How does Reality Defender detect deepfaked audio?

Our team builds neural network models that help separate fake audio from real audio. In the back end, our models convert the input speech signal into image representations called spectrograms, where the signal variations in both time and frequency are exposed. The SOTA TTS and VC methods leave different types of artifacts in the spectrograms, which we successfully capture using a custom neural network architecture.

Our models output a probability score between 1 to 99%, with higher scores denoting a higher chance that the input speech is a fake/manipulated one. By reporting a probability score, instead of a simple yes or no, we are able to demonstrate the amount of confidence we have in our decision on whether an audio is fake or real.

How is the final audio file classification determined?

The audio deepfake detector currently leverages two distinct audio models to classify audio models as fake or real. The two models are run independently on the audio file, and the results are then processed by an ensemble model that ultimately classifies an audio file as real or fake.

Audio files are broken up into six second segments, and each segment is run through the models to get a result. It’s important to note that although we process audio files in increments, our models are not optimized to detect partial fakes, where certain portions of the audio file are real while others are fake.

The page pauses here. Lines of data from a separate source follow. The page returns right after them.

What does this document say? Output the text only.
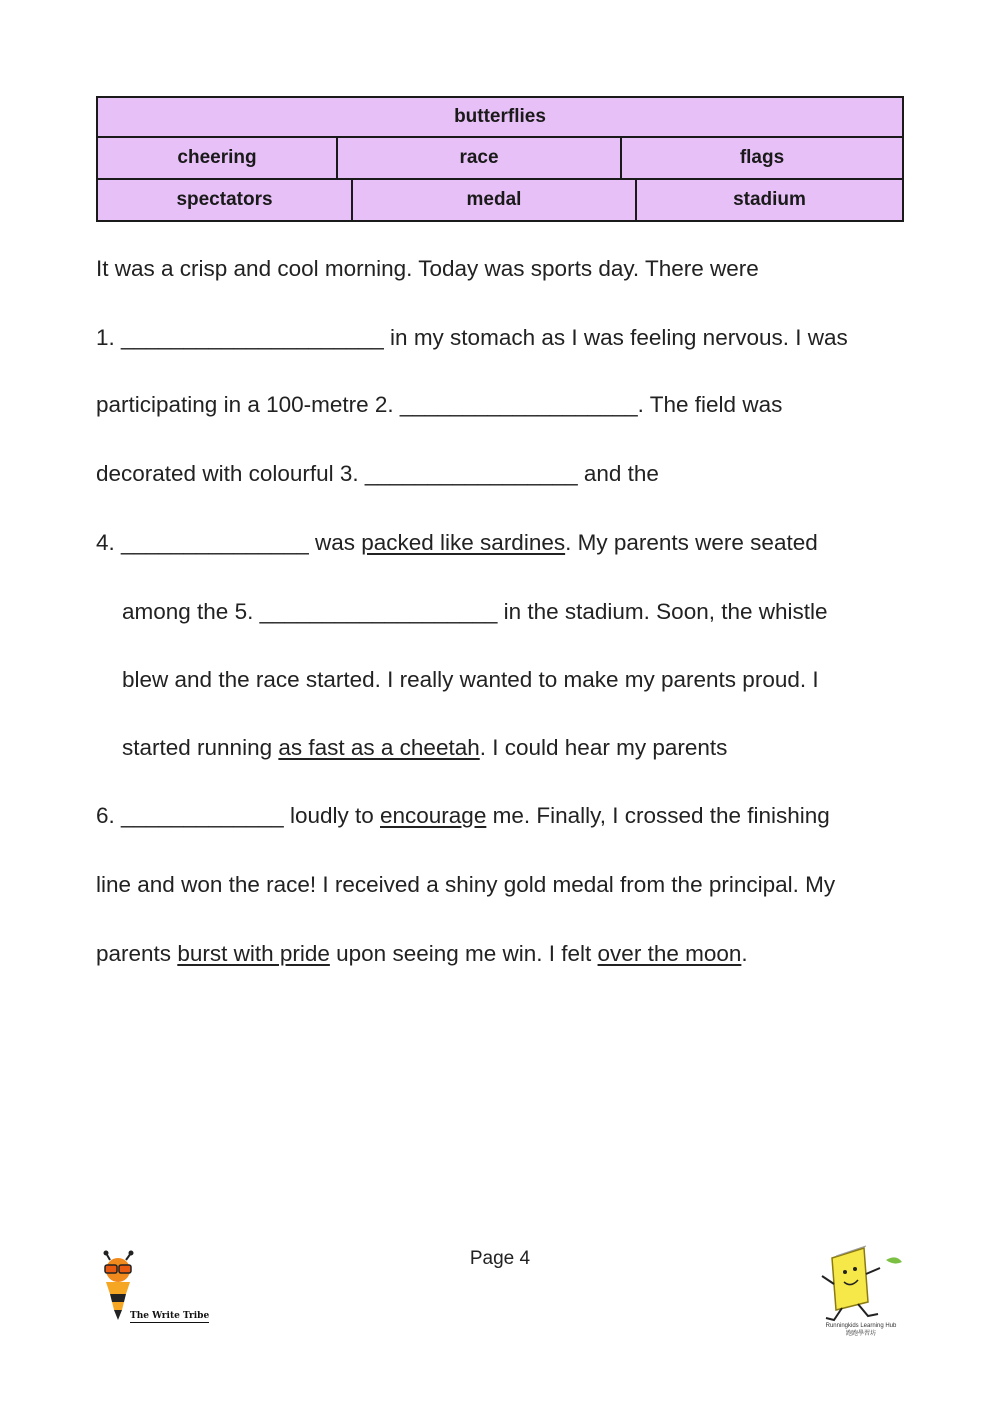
butterflies
cheering	race	flags
spectators	medal	stadium
It was a crisp and cool morning. Today was sports day. There were
1. _____________________ in my stomach as I was feeling nervous. I was
participating in a 100-metre 2. ___________________. The field was
decorated with colourful 3. _________________ and the
4. _______________ was packed like sardines. My parents were seated
among the 5. ___________________ in the stadium. Soon, the whistle
blew and the race started. I really wanted to make my parents proud. I
started running as fast as a cheetah. I could hear my parents
6. _____________ loudly to encourage me. Finally, I crossed the finishing
line and won the race! I received a shiny gold medal from the principal. My
parents burst with pride upon seeing me win. I felt over the moon.
Page 4
The Write Tribe
Runningkids Learning Hub
跑跑學習坊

The audio deepfake detector bases the final audio file classification on the results of the ensemble model. Two consecutive segments of audio must be detected as fake by the ensemble model in order for an audio file to be classified as fake. Note that this only needs to be two consecutive segments of usable audio. If a segment is classified as fake, the following segment is classified as un-usable, and the next segment is classified as fake, the audio file will still be classified as fake.

Our model behaves in this way in order to get a very strong signal for whether or not a file is real or not. This means that the model is less likely to classify a real audio file as fake, although some audio files that are fake may be classified as real.

We are constantly updating the ensemble model and individual models to improve accuracy and performance.